Another interesting social aspect of the con was how many people recognized me because of the Strike Witches cap. In fact, right when I got off of the train a reader told me that he read my blog, and guided me to the Javits center. I don’t know what I would have done without him, since I totally forgot to print out directions! We had a good conversation that I probably should have caught on tape, but I didn’t want to shove the mic in front of some random person I didn’t know and had just met.
And that’s it for the New York Anime Festival. I didn’t know I was going to write this much. 1000 words isn’t terribly brief, huh? Expect a podcast in the future.
And now, loot.
Yeah, that’s about $12 dollars spent right there. The Kannagi DVD was free from the ANN panel, so I can’t hate them anymore. Even if Zac is a shitty little douchebag.
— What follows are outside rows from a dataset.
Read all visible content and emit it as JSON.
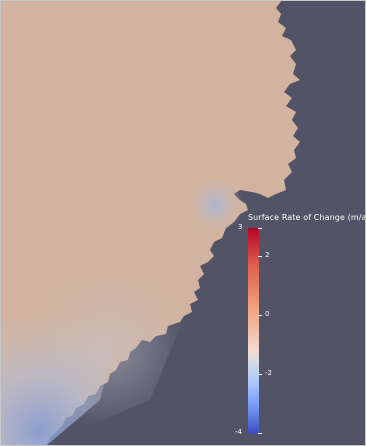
{
  "legend": {
    "title": "Surface Rate of Change (m/a",
    "tick_max": "3",
    "tick_2": "2",
    "tick_0": "0",
    "tick_neg2": "-2",
    "tick_min": "-4"
  },
  "colors": {
    "background": "#525366",
    "land": "#d1b3a0",
    "colormap_high": "#b40426",
    "colormap_mid": "#dddcdc",
    "colormap_low": "#3b4cc0"
  }
}
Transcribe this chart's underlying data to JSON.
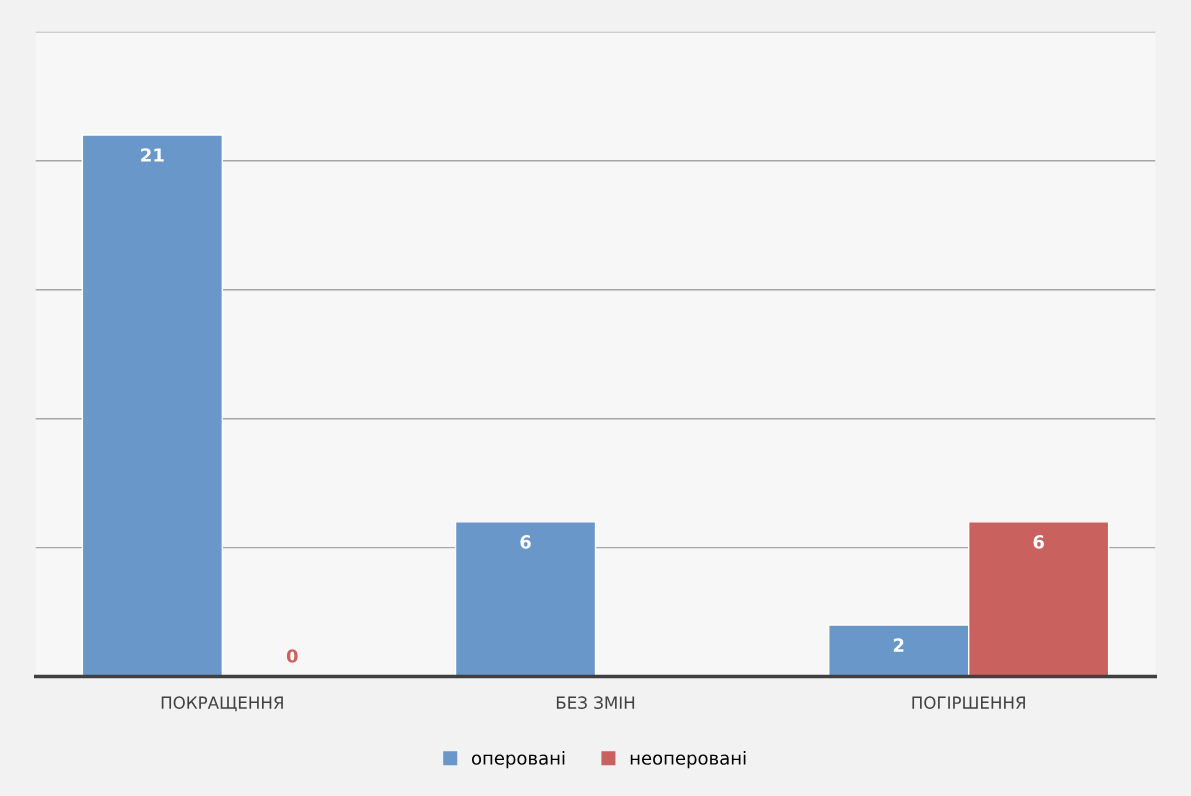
{
  "chart_data": {
    "type": "bar",
    "categories": [
      "ПОКРАЩЕННЯ",
      "БЕЗ ЗМІН",
      "ПОГІРШЕННЯ"
    ],
    "series": [
      {
        "name": "оперовані",
        "color": "#6a97c9",
        "values": [
          21,
          6,
          2
        ]
      },
      {
        "name": "неоперовані",
        "color": "#c9625f",
        "values": [
          0,
          null,
          6
        ]
      }
    ],
    "ylim": [
      0,
      25
    ],
    "yticks": [
      {
        "value": 0,
        "label": null
      },
      {
        "value": 5,
        "label": null
      },
      {
        "value": 10,
        "label": null
      },
      {
        "value": 15,
        "label": null
      },
      {
        "value": 20,
        "label": null
      },
      {
        "value": 25,
        "label": null
      }
    ],
    "tick_labels": "x",
    "grid": "y",
    "legend": "bottom",
    "data_labels": true
  }
}
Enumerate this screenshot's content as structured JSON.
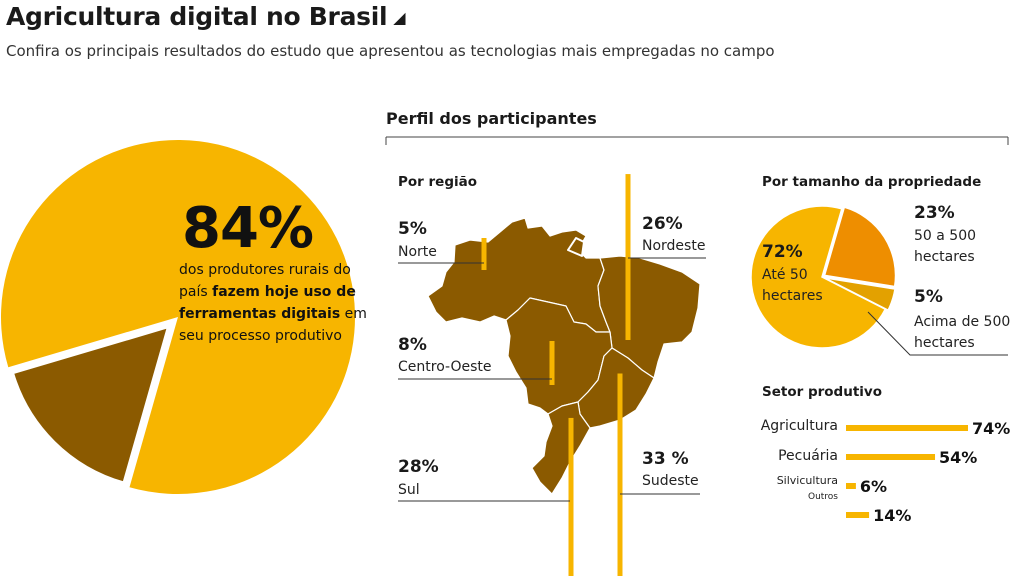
{
  "header": {
    "title": "Agricultura digital no Brasil",
    "title_icon": "triangle-corner-icon",
    "subtitle": "Confira os principais resultados do estudo que apresentou as tecnologias mais empregadas no campo"
  },
  "colors": {
    "yellow": "#F7B500",
    "brown": "#8B5A00",
    "orange": "#EE8E00",
    "mustard": "#E3A100"
  },
  "headline": {
    "percent": "84%",
    "text_1": "dos produtores rurais do país",
    "text_bold": "fazem hoje uso de ferramentas digitais",
    "text_2": "em seu processo produtivo"
  },
  "profile": {
    "title": "Perfil dos participantes",
    "region_title": "Por região",
    "size_title": "Por tamanho da propriedade",
    "sector_title": "Setor produtivo"
  },
  "chart_data": [
    {
      "type": "pie",
      "title": "",
      "slices": [
        {
          "label": "usam ferramentas digitais",
          "value": 84,
          "color": "#F7B500"
        },
        {
          "label": "",
          "value": 16,
          "color": "#8B5A00"
        }
      ]
    },
    {
      "type": "bar",
      "title": "Por região",
      "categories": [
        "Norte",
        "Nordeste",
        "Centro-Oeste",
        "Sul",
        "Sudeste"
      ],
      "values": [
        5,
        26,
        8,
        28,
        33
      ],
      "value_labels": [
        "5%",
        "26%",
        "8%",
        "28%",
        "33 %"
      ]
    },
    {
      "type": "pie",
      "title": "Por tamanho da propriedade",
      "slices": [
        {
          "label": "Até 50 hectares",
          "value": 72,
          "value_label": "72%",
          "color": "#F7B500"
        },
        {
          "label": "50 a 500 hectares",
          "value": 23,
          "value_label": "23%",
          "color": "#EE8E00"
        },
        {
          "label": "Acima de 500 hectares",
          "value": 5,
          "value_label": "5%",
          "color": "#E3A100"
        }
      ]
    },
    {
      "type": "bar",
      "title": "Setor produtivo",
      "categories": [
        "Agricultura",
        "Pecuária",
        "Silvicultura",
        "Outros"
      ],
      "values": [
        74,
        54,
        6,
        14
      ],
      "value_labels": [
        "74%",
        "54%",
        "6%",
        "14%"
      ]
    }
  ]
}
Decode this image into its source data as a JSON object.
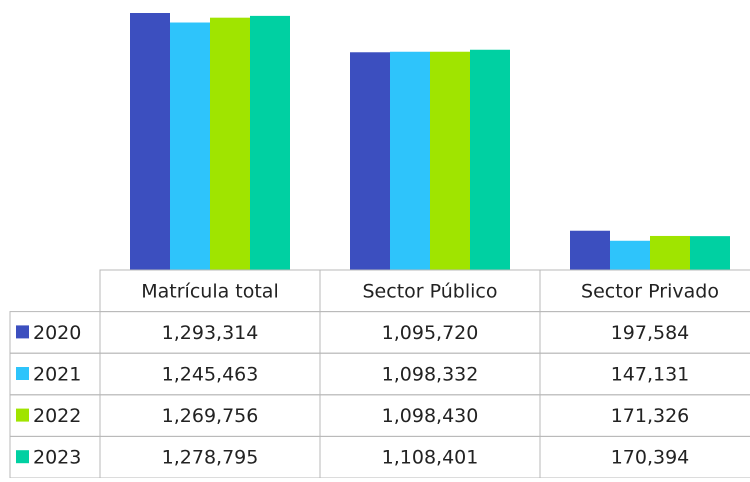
{
  "chart_data": {
    "type": "bar",
    "categories": [
      "Matrícula total",
      "Sector Público",
      "Sector Privado"
    ],
    "series": [
      {
        "name": "2020",
        "color": "#3c4fbf",
        "values": [
          1293314,
          1095720,
          197584
        ],
        "value_labels": [
          "1,293,314",
          "1,095,720",
          "197,584"
        ]
      },
      {
        "name": "2021",
        "color": "#2ec4fb",
        "values": [
          1245463,
          1098332,
          147131
        ],
        "value_labels": [
          "1,245,463",
          "1,098,332",
          "147,131"
        ]
      },
      {
        "name": "2022",
        "color": "#a0e400",
        "values": [
          1269756,
          1098430,
          171326
        ],
        "value_labels": [
          "1,269,756",
          "1,098,430",
          "171,326"
        ]
      },
      {
        "name": "2023",
        "color": "#00d0a2",
        "values": [
          1278795,
          1108401,
          170394
        ],
        "value_labels": [
          "1,278,795",
          "1,108,401",
          "170,394"
        ]
      }
    ]
  }
}
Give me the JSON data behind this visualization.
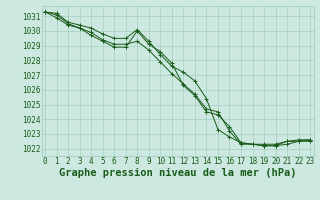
{
  "title": "Graphe pression niveau de la mer (hPa)",
  "x_labels": [
    "0",
    "1",
    "2",
    "3",
    "4",
    "5",
    "6",
    "7",
    "8",
    "9",
    "10",
    "11",
    "12",
    "13",
    "14",
    "15",
    "16",
    "17",
    "18",
    "19",
    "20",
    "21",
    "22",
    "23"
  ],
  "ylim": [
    1021.5,
    1031.7
  ],
  "yticks": [
    1022,
    1023,
    1024,
    1025,
    1026,
    1027,
    1028,
    1029,
    1030,
    1031
  ],
  "series": [
    [
      1031.3,
      1031.2,
      1030.6,
      1030.4,
      1030.2,
      1029.8,
      1029.5,
      1029.5,
      1030.1,
      1029.3,
      1028.4,
      1027.6,
      1027.2,
      1026.6,
      1025.4,
      1023.3,
      1022.8,
      1022.4,
      1022.3,
      1022.2,
      1022.2,
      1022.5,
      1022.6,
      1022.6
    ],
    [
      1031.3,
      1031.1,
      1030.5,
      1030.2,
      1029.9,
      1029.4,
      1029.1,
      1029.1,
      1029.3,
      1028.7,
      1027.9,
      1027.1,
      1026.4,
      1025.7,
      1024.7,
      1024.5,
      1023.2,
      1022.3,
      1022.3,
      1022.2,
      1022.2,
      1022.3,
      1022.5,
      1022.6
    ],
    [
      1031.3,
      1030.9,
      1030.4,
      1030.2,
      1029.7,
      1029.3,
      1028.9,
      1028.9,
      1030.0,
      1029.1,
      1028.6,
      1027.8,
      1026.3,
      1025.6,
      1024.5,
      1024.3,
      1023.5,
      1022.4,
      1022.3,
      1022.3,
      1022.3,
      1022.5,
      1022.5,
      1022.5
    ]
  ],
  "line_color": "#1a5c1a",
  "bg_color": "#cce8e0",
  "grid_color": "#99ccbb",
  "label_color": "#1a5c1a",
  "title_color": "#1a5c1a",
  "title_fontsize": 7.5,
  "tick_fontsize": 5.5
}
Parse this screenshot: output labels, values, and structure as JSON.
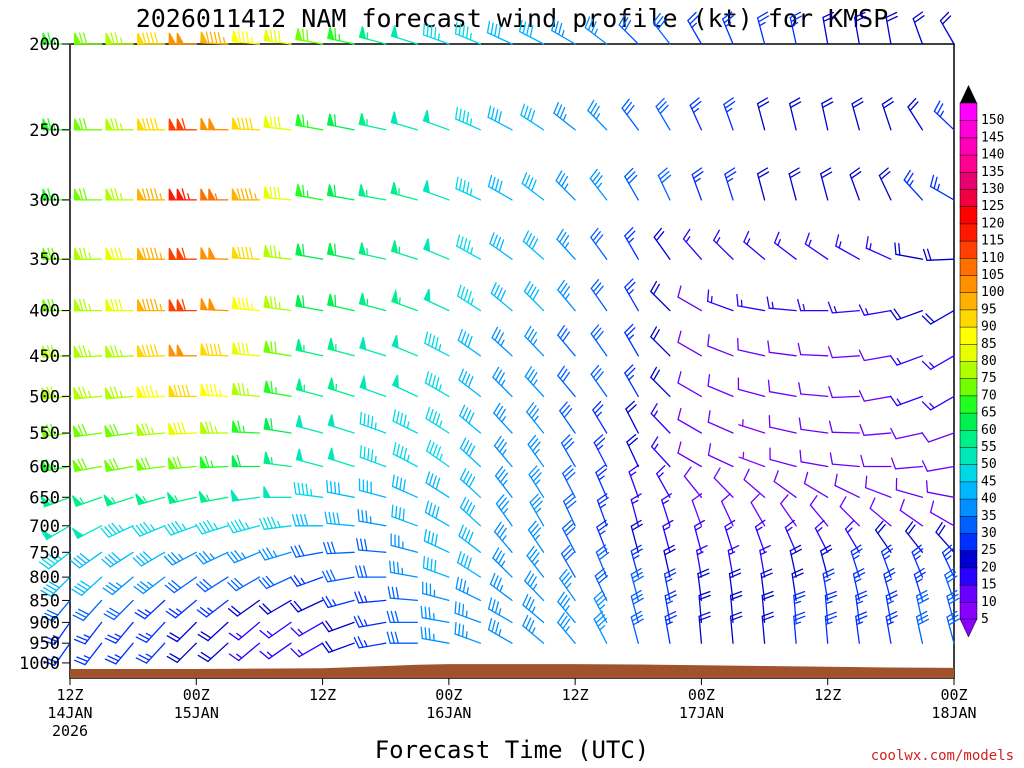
{
  "chart_data": {
    "type": "wind_profile",
    "title": "2026011412 NAM forecast wind profile (kt) for KMSP",
    "xlabel": "Forecast Time (UTC)",
    "credit": "coolwx.com/models",
    "y_axis": {
      "scale": "log",
      "range_hpa": [
        1040,
        200
      ],
      "tick_labels": [
        "200",
        "250",
        "300",
        "350",
        "400",
        "450",
        "500",
        "550",
        "600",
        "650",
        "700",
        "750",
        "800",
        "850",
        "900",
        "950",
        "1000"
      ],
      "tick_values": [
        200,
        250,
        300,
        350,
        400,
        450,
        500,
        550,
        600,
        650,
        700,
        750,
        800,
        850,
        900,
        950,
        1000
      ]
    },
    "x_axis": {
      "range_hours": [
        0,
        84
      ],
      "ticks": [
        {
          "hour": 0,
          "line1": "12Z",
          "line2": "14JAN",
          "line3": "2026"
        },
        {
          "hour": 12,
          "line1": "00Z",
          "line2": "15JAN",
          "line3": ""
        },
        {
          "hour": 24,
          "line1": "12Z",
          "line2": "",
          "line3": ""
        },
        {
          "hour": 36,
          "line1": "00Z",
          "line2": "16JAN",
          "line3": ""
        },
        {
          "hour": 48,
          "line1": "12Z",
          "line2": "",
          "line3": ""
        },
        {
          "hour": 60,
          "line1": "00Z",
          "line2": "17JAN",
          "line3": ""
        },
        {
          "hour": 72,
          "line1": "12Z",
          "line2": "",
          "line3": ""
        },
        {
          "hour": 84,
          "line1": "00Z",
          "line2": "18JAN",
          "line3": ""
        }
      ]
    },
    "colorbar": {
      "labels": [
        "5",
        "10",
        "15",
        "20",
        "25",
        "30",
        "35",
        "40",
        "45",
        "50",
        "55",
        "60",
        "65",
        "70",
        "75",
        "80",
        "85",
        "90",
        "95",
        "100",
        "105",
        "110",
        "115",
        "120",
        "125",
        "130",
        "135",
        "140",
        "145",
        "150"
      ],
      "colors": [
        "#8a00ff",
        "#6a00ff",
        "#2a00ff",
        "#0000d0",
        "#0030ff",
        "#0060ff",
        "#0090ff",
        "#00b8ff",
        "#00d8e8",
        "#00e8b8",
        "#00f088",
        "#00f050",
        "#20ff20",
        "#70ff00",
        "#b0ff00",
        "#e8ff00",
        "#ffff00",
        "#ffd800",
        "#ffb000",
        "#ff9000",
        "#ff7000",
        "#ff4000",
        "#ff1800",
        "#ff0000",
        "#f00040",
        "#e80070",
        "#ff0090",
        "#ff00b8",
        "#ff00d8",
        "#ff00ff"
      ]
    },
    "surface_pressure": {
      "hours": [
        0,
        6,
        12,
        18,
        24,
        27,
        30,
        33,
        36,
        42,
        48,
        54,
        60,
        66,
        72,
        78,
        84
      ],
      "values": [
        1016,
        1016,
        1016,
        1015,
        1014,
        1011,
        1008,
        1005,
        1003,
        1003,
        1003,
        1004,
        1006,
        1008,
        1010,
        1012,
        1013
      ]
    },
    "profile_levels_hpa": [
      200,
      250,
      300,
      350,
      400,
      450,
      500,
      550,
      600,
      650,
      700,
      750,
      800,
      850,
      900,
      950
    ],
    "wind_key_levels_hpa": [
      200,
      300,
      400,
      500,
      600,
      700,
      800,
      900
    ],
    "wind_key_hours": [
      0,
      6,
      12,
      18,
      24,
      30,
      36,
      42,
      48,
      54,
      60,
      66,
      72,
      78,
      84
    ],
    "wind_dir_deg": [
      [
        270,
        270,
        270,
        275,
        280,
        285,
        290,
        295,
        300,
        315,
        330,
        345,
        350,
        350,
        330
      ],
      [
        270,
        270,
        270,
        270,
        280,
        280,
        290,
        300,
        315,
        330,
        340,
        345,
        345,
        335,
        300
      ],
      [
        270,
        270,
        270,
        275,
        280,
        285,
        295,
        310,
        320,
        330,
        300,
        280,
        270,
        260,
        240
      ],
      [
        265,
        265,
        270,
        275,
        285,
        290,
        300,
        315,
        320,
        330,
        300,
        285,
        275,
        260,
        240
      ],
      [
        260,
        260,
        265,
        270,
        285,
        290,
        305,
        320,
        330,
        335,
        300,
        290,
        280,
        270,
        260
      ],
      [
        240,
        245,
        250,
        255,
        270,
        280,
        300,
        325,
        335,
        345,
        340,
        330,
        320,
        310,
        300
      ],
      [
        225,
        230,
        235,
        240,
        250,
        270,
        290,
        315,
        330,
        345,
        350,
        350,
        345,
        340,
        335
      ],
      [
        215,
        220,
        225,
        230,
        240,
        260,
        280,
        300,
        320,
        345,
        355,
        355,
        355,
        350,
        345
      ]
    ],
    "wind_speed_kt": [
      [
        65,
        75,
        100,
        85,
        70,
        55,
        45,
        40,
        35,
        30,
        25,
        25,
        20,
        20,
        20
      ],
      [
        65,
        75,
        115,
        95,
        65,
        55,
        50,
        40,
        35,
        30,
        25,
        20,
        20,
        20,
        25
      ],
      [
        70,
        80,
        110,
        85,
        60,
        55,
        50,
        40,
        35,
        25,
        10,
        15,
        15,
        15,
        20
      ],
      [
        75,
        75,
        90,
        75,
        55,
        50,
        45,
        35,
        30,
        25,
        10,
        10,
        10,
        10,
        15
      ],
      [
        65,
        70,
        70,
        60,
        50,
        45,
        45,
        35,
        30,
        20,
        10,
        5,
        10,
        10,
        10
      ],
      [
        50,
        45,
        45,
        45,
        40,
        35,
        40,
        35,
        30,
        15,
        10,
        10,
        10,
        10,
        10
      ],
      [
        40,
        35,
        30,
        30,
        25,
        30,
        40,
        35,
        30,
        25,
        15,
        15,
        20,
        25,
        25
      ],
      [
        25,
        25,
        20,
        15,
        15,
        25,
        35,
        35,
        35,
        30,
        20,
        20,
        25,
        25,
        30
      ]
    ]
  }
}
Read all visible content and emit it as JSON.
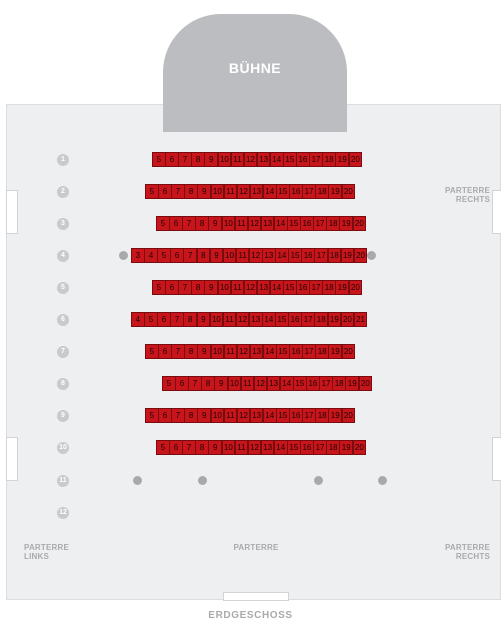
{
  "stage": {
    "label": "BÜHNE"
  },
  "floor_label": "ERDGESCHOSS",
  "areas": {
    "right_top": [
      "PARTERRE",
      "RECHTS"
    ],
    "left_bottom": [
      "PARTERRE",
      "LINKS"
    ],
    "center_bottom": [
      "PARTERRE"
    ],
    "right_bottom": [
      "PARTERRE",
      "RECHTS"
    ]
  },
  "rows": [
    {
      "number": "1",
      "seats": [
        "5",
        "6",
        "7",
        "8",
        "9",
        "10",
        "11",
        "12",
        "13",
        "14",
        "15",
        "16",
        "17",
        "18",
        "19",
        "20"
      ]
    },
    {
      "number": "2",
      "seats": [
        "5",
        "6",
        "7",
        "8",
        "9",
        "10",
        "11",
        "12",
        "13",
        "14",
        "15",
        "16",
        "17",
        "18",
        "19",
        "20"
      ]
    },
    {
      "number": "3",
      "seats": [
        "5",
        "6",
        "7",
        "8",
        "9",
        "10",
        "11",
        "12",
        "13",
        "14",
        "15",
        "16",
        "17",
        "18",
        "19",
        "20"
      ]
    },
    {
      "number": "4",
      "seats": [
        "3",
        "4",
        "5",
        "6",
        "7",
        "8",
        "9",
        "10",
        "11",
        "12",
        "13",
        "14",
        "15",
        "16",
        "17",
        "18",
        "19",
        "20"
      ]
    },
    {
      "number": "5",
      "seats": [
        "5",
        "6",
        "7",
        "8",
        "9",
        "10",
        "11",
        "12",
        "13",
        "14",
        "15",
        "16",
        "17",
        "18",
        "19",
        "20"
      ]
    },
    {
      "number": "6",
      "seats": [
        "4",
        "5",
        "6",
        "7",
        "8",
        "9",
        "10",
        "11",
        "12",
        "13",
        "14",
        "15",
        "16",
        "17",
        "18",
        "19",
        "20",
        "21"
      ]
    },
    {
      "number": "7",
      "seats": [
        "5",
        "6",
        "7",
        "8",
        "9",
        "10",
        "11",
        "12",
        "13",
        "14",
        "15",
        "16",
        "17",
        "18",
        "19",
        "20"
      ]
    },
    {
      "number": "8",
      "seats": [
        "5",
        "6",
        "7",
        "8",
        "9",
        "10",
        "11",
        "12",
        "13",
        "14",
        "15",
        "16",
        "17",
        "18",
        "19",
        "20"
      ]
    },
    {
      "number": "9",
      "seats": [
        "5",
        "6",
        "7",
        "8",
        "9",
        "10",
        "11",
        "12",
        "13",
        "14",
        "15",
        "16",
        "17",
        "18",
        "19",
        "20"
      ]
    },
    {
      "number": "10",
      "seats": [
        "5",
        "6",
        "7",
        "8",
        "9",
        "10",
        "11",
        "12",
        "13",
        "14",
        "15",
        "16",
        "17",
        "18",
        "19",
        "20"
      ]
    },
    {
      "number": "11",
      "seats": []
    },
    {
      "number": "12",
      "seats": []
    }
  ],
  "colors": {
    "seat": "#c8151b",
    "hall": "#eeeff0",
    "stage": "#bcbdc1"
  }
}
rabidkimba got me that Zetsubou Sensei book from Hendane in exchange for the four or five things I got him at C76. Since five doujin in Japanese money is one doujin in American money. That’s just how the world works.
Here’s the Tomino signature. There’s already a picture of it on the flickr taken after the fact, but here’s a better view.
Speaking of the flickr, I have uploaded some boring, badly shot photos from the con. The only real cosplay shot I took was of my buddy Misuzu (also part of the Hendane Illuminati) dressed as Kagamine Len. Other than that, the cosplay level at the con was pretty weak.